Frequently Asked Questions

What happens if I cannot pay the balloon?

You must refinance the remaining balance, sell the property to pay it off, or negotiate a loan modification with the lender. Failing to pay typically results in default and potential foreclosure.

Why would someone choose a balloon loan?

Balloon loans may offer lower rates than fully amortizing loans, making them attractive for investors planning to sell before maturity, borrowers expecting a large future payment (inheritance, bonus), or situations where long-term financing is unavailable. Use this as a practical reminder before finalizing the result.

How much of the loan is paid off before the balloon?

Very little in the early years. On a 30-year amortization with a 5-year balloon, only about 6–8% of the principal is paid off. With a 7-year term, roughly 9–12% is paid. The majority of early payments go to interest.

Can I make extra payments to reduce the balloon?

Yes, if the loan allows prepayment without penalty. Every extra dollar goes to principal, directly reducing the balloon amount. Even modest extras can make a meaningful difference.

Is a balloon loan the same as an interest-only loan?

No.
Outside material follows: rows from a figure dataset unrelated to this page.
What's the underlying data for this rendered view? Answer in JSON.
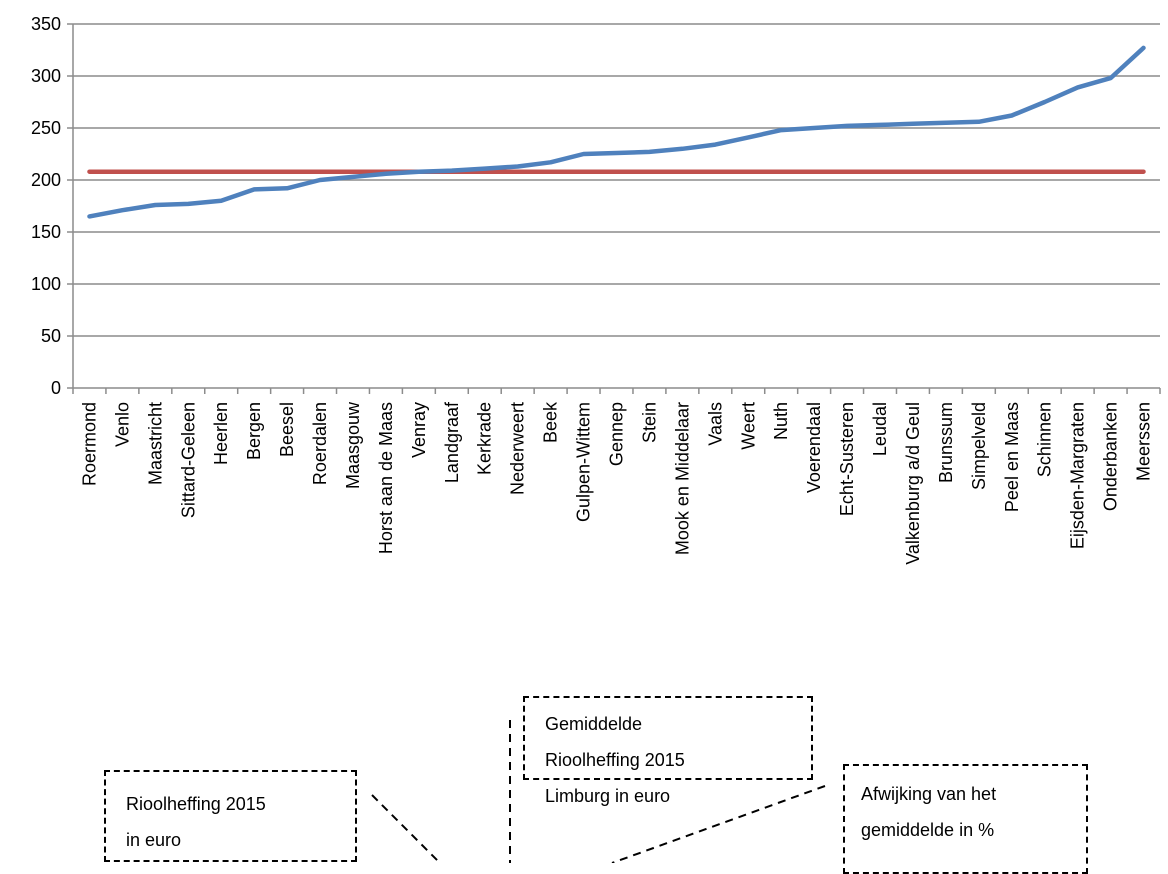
{
  "chart_data": {
    "type": "line",
    "categories": [
      "Roermond",
      "Venlo",
      "Maastricht",
      "Sittard-Geleen",
      "Heerlen",
      "Bergen",
      "Beesel",
      "Roerdalen",
      "Maasgouw",
      "Horst aan de Maas",
      "Venray",
      "Landgraaf",
      "Kerkrade",
      "Nederweert",
      "Beek",
      "Gulpen-Wittem",
      "Gennep",
      "Stein",
      "Mook en Middelaar",
      "Vaals",
      "Weert",
      "Nuth",
      "Voerendaal",
      "Echt-Susteren",
      "Leudal",
      "Valkenburg a/d Geul",
      "Brunssum",
      "Simpelveld",
      "Peel en Maas",
      "Schinnen",
      "Eijsden-Margraten",
      "Onderbanken",
      "Meerssen"
    ],
    "series": [
      {
        "values": [
          165,
          171,
          176,
          177,
          180,
          191,
          192,
          200,
          203,
          206,
          208,
          209,
          211,
          213,
          217,
          225,
          226,
          227,
          230,
          234,
          241,
          248,
          250,
          252,
          253,
          254,
          255,
          256,
          262,
          275,
          289,
          298,
          327
        ],
        "color": "#4f81bd"
      },
      {
        "values": [
          208,
          208,
          208,
          208,
          208,
          208,
          208,
          208,
          208,
          208,
          208,
          208,
          208,
          208,
          208,
          208,
          208,
          208,
          208,
          208,
          208,
          208,
          208,
          208,
          208,
          208,
          208,
          208,
          208,
          208,
          208,
          208,
          208
        ],
        "color": "#c0504d"
      }
    ],
    "yticks": [
      "0",
      "50",
      "100",
      "150",
      "200",
      "250",
      "300",
      "350"
    ],
    "ylim": [
      0,
      350
    ],
    "grid": true,
    "title": "",
    "xlabel": "",
    "ylabel": ""
  },
  "callouts": {
    "avg": [
      "Gemiddelde",
      "Rioolheffing 2015",
      "Limburg in euro"
    ],
    "rh": [
      "Rioolheffing 2015",
      "in euro"
    ],
    "dev": [
      "Afwijking van het",
      "gemiddelde in %"
    ]
  }
}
A balloon loan makes regular principal and interest payments (just not enough to fully repay). An interest-only loan pays zero principal, so the entire loan amount is due at maturity.

What is a typical balloon loan term?

Residential balloons are typically 5 or 7 years. Commercial balloons range from 3 to 10 years. The amortization period is usually 15-30 years, resulting in lower payments but a large remaining balance at term.